À gauche, une cuisine intérieure faite en bois de parota1. Les étagères suspendues au-dessus de l’îlot ont un propos utilitaire et esthétique; elles ont été faites sur mesure, signées par Luciano Gerbilsky. Les planchers de toute la maison sont faits en chêne durci. Le système d’ingénierie du plancher flottant comprend le chauffage par système « Nest ».

Sur la terrasse, se retrouve une cuisine digne du plus grand chef du monde. De la cuisine les visiteurs ont vue sur la piscine semi-couverte par une toiture en crystal, où ils peuvent plonger peu importe le climat et profiter d’une turbine de nage à contrecourant et d’un système de jacuzzi. On retrouve aussi un deuxième jacuzzi dans la zone basse du jardin.

Une autre pièce clé de l’œuvre pour aboutir à cette cohérence entre utilité et esthétique, est le pont qui unit les deux parties de la maison. Entièrement fait de crystal, il donne vue sur la rivière artificielle qui prend sa source à l’entrée de la maison sous forme de cascade.

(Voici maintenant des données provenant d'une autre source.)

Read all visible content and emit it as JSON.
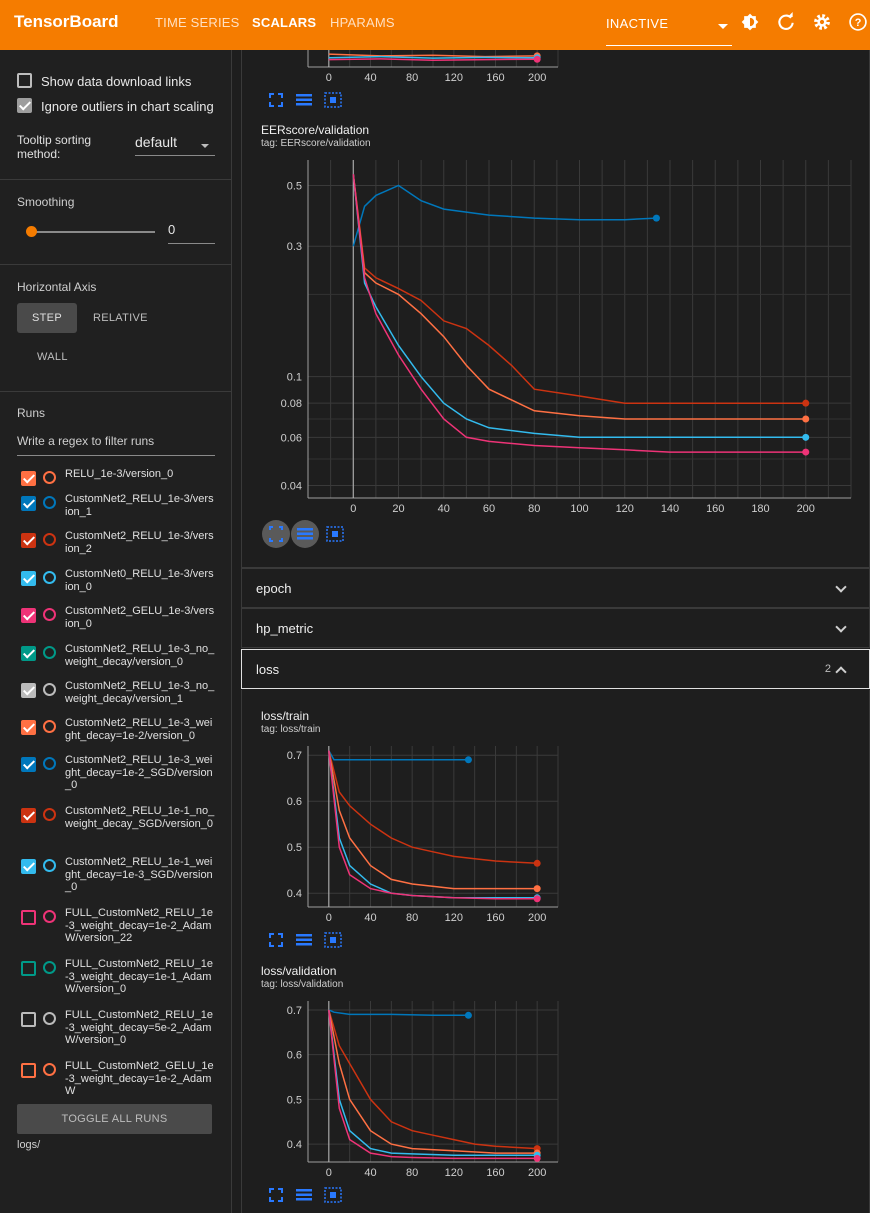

La section privée comprend cinq chambres, toutes équipées de salles d’eau et d’un balcon privé. La chambre principale est de type « master suite » ; son balcon est le plus grand de la partie habitation et comprend un sol en verre. La chambre principale est aussi équipée d’une cheminée au bioéthanol.

Au sous-sol de la partie privée de la maison, un spa a été construit avec tous les équipements nécessaires : sauna, hammam, salles d’eau et salles de massage. Dans ce projet, les aspects environnementaux ont été pris en compte, ce qui a permis de prendre des décisions qui favorisent l’économie énergétique et la réutilisation des eaux usées grâce à l’installation d’une station de traitement qui les récupère pour l’arrosage. Le bois est éco-responsable puisque pratiquement tout est local et issu de la reforestation.

River House est une maison qui harmonise les besoins utilitaires et les valeurs esthétiques, l’intimité et la socialisation, les espaces fermés et ouverts ainsi que les technologies de pointe associées aux éléments de création artisanale qui donnent à la maison une unicité et une ambiance ouatée. Cette maison exauce le souhait et le défi de l’architecte et décorateur de trouver la rareté de l’impact en même temps qu’un équilibre magistral et un accueil chaleureux dans une maison d’une telle ampleur.

Luciano Gerbilsky Arquitectos
Luciano Gerbilsky Arquitectos est un espace de consultation qui intègre l’architecture, le design et l’art.